After flash flooding wreaked havoc in the Central Business District during last year’s rains, City Council – which took the blame for leaving drainage systems choked with litter – is taking pre-emptive action ahead of the coming season.
Council is conducting a storm water drain and catch-pit clearance program using both mechanical and manual methods to clear drains of rubbish and sand. Most water drains in the City have become dumpsites due to inconsistent rubbish collection by council and a lax attitude towards littering by residents, leaving water passages totally blocked.
Storm water drains are surface tunnels for draining runoff from the City’s streets. Harare’s drains are covered in the CBD and open next to roads in suburban areas.
The City’s principal customer relations officer Dorothy Mavolwane said that the drain and catch pit clearance program started in July and will run into November.
“At the moment we are doing the mechanical storm drain clearance, where we are targeting the major storm drains in Harare. We have another plan for manual clearance of storm water drains, but we are still to start because we are waiting for the funds. We need about $200,000 per month to do the manual storm water drain clearance,” explained Mavolwane.
Council has so far managed to clear several key CBD drains along Rezende Street, Albion Street, Kaguvi Street, Mbuya Nehanda Street, Harare Street, and Kenneth Kaunda Way. Residential roads cleared to date include Crowhill Road and Warren Park’s 1st Avenue up to 4th Avenue.

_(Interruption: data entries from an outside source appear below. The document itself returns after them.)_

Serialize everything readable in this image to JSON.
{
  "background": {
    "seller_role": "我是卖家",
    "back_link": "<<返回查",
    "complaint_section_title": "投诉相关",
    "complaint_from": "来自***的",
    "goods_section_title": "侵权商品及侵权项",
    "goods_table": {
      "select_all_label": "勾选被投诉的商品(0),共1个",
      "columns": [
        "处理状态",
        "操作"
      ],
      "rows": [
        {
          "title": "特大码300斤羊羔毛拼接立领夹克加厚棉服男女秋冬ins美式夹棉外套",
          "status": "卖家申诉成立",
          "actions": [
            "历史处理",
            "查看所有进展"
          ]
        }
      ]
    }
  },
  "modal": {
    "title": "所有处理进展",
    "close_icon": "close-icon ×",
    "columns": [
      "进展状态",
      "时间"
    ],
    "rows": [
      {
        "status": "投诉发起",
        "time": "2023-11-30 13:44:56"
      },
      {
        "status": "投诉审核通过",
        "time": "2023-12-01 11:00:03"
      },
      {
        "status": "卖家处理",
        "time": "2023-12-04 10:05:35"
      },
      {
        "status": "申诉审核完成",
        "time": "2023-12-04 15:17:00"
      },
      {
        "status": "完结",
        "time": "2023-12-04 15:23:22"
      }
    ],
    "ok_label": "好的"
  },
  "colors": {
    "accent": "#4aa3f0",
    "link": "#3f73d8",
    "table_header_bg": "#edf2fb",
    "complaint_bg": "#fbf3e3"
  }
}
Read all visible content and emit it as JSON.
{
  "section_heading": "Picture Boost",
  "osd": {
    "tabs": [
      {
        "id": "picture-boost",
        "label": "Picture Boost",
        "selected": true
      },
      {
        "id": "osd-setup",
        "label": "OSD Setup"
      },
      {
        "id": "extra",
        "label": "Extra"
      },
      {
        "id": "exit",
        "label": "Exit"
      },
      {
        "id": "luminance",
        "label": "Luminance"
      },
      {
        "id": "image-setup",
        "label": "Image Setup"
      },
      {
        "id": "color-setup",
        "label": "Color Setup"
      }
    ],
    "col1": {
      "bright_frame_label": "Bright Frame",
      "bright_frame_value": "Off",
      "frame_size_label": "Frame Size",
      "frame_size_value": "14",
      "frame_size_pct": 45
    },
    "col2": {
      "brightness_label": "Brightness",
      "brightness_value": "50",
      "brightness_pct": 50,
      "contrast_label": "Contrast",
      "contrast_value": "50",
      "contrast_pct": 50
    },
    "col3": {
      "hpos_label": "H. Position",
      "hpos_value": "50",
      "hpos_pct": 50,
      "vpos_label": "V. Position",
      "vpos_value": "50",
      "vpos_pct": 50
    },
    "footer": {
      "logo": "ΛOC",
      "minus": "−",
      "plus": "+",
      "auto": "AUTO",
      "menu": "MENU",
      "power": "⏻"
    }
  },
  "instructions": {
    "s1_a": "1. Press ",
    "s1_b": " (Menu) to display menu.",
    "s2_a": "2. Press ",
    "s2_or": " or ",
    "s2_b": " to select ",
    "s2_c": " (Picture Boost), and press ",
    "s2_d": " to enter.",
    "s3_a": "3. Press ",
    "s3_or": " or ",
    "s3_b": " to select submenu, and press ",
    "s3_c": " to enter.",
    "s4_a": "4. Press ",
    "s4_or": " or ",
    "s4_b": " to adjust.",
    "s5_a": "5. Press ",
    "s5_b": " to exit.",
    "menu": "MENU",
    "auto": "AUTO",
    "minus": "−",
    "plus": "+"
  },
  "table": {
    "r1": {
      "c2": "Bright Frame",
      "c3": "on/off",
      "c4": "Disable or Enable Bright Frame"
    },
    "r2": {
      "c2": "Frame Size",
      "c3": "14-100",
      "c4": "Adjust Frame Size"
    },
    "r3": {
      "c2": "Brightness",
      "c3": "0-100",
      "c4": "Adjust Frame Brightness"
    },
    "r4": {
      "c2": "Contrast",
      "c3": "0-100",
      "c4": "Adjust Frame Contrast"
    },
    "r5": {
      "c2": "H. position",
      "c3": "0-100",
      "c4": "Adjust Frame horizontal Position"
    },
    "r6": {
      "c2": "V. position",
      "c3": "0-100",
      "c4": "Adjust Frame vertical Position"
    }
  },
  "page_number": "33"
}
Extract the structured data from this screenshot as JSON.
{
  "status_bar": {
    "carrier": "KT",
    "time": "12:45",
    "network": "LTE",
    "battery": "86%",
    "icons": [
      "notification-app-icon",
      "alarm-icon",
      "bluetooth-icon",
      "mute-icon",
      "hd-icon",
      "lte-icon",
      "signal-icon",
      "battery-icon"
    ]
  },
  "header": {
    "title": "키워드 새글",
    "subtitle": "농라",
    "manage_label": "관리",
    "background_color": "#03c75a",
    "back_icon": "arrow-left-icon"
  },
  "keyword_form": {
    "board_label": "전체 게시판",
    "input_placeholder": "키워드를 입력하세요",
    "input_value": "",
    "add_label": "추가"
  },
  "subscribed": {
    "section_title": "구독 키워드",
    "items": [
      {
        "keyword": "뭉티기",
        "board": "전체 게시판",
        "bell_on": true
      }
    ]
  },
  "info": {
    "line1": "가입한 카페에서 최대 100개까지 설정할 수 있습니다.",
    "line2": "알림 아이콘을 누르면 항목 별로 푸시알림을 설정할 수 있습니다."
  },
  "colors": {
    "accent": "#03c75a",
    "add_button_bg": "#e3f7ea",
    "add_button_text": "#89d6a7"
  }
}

Mavolwane said that council is also lobbying for community participation in suburban areas where residents are responsible for the litter choking storm drains adjacent to their properties.
“Community participation is critical and we are encouraging people to clear storm water drains along their streets. Council will provide the trucks to carry away the rubbish. We also encourage people to take care of drains on their frontage, as well as to avoid depositing rubbish and sand in drains, as this causes flash flooding,” said Mavolwane.
However, Council’s efforts are being viewed by some as too little too late. Tinashe (28) from the Avenues area said that council should move more quickly if they hope to beat the rains.
“City Fathers should act while there still is time because we do not want a repeat of last rainy season’s flash floods which made the streets impassable,” said Mambo.
Another resident, Moreblessing Rukweza from Mbare, concurred, pointing out that most of the drains were now a haven for rodents such as rats, and mosquitoes – creatures which pose a health risk to residents.
“It would be logical for council to carry out the drain clearance all year round until all drains are unblocked. I believe that council should also punish those who are found dumping rubbish in the drains,” said Rukweza.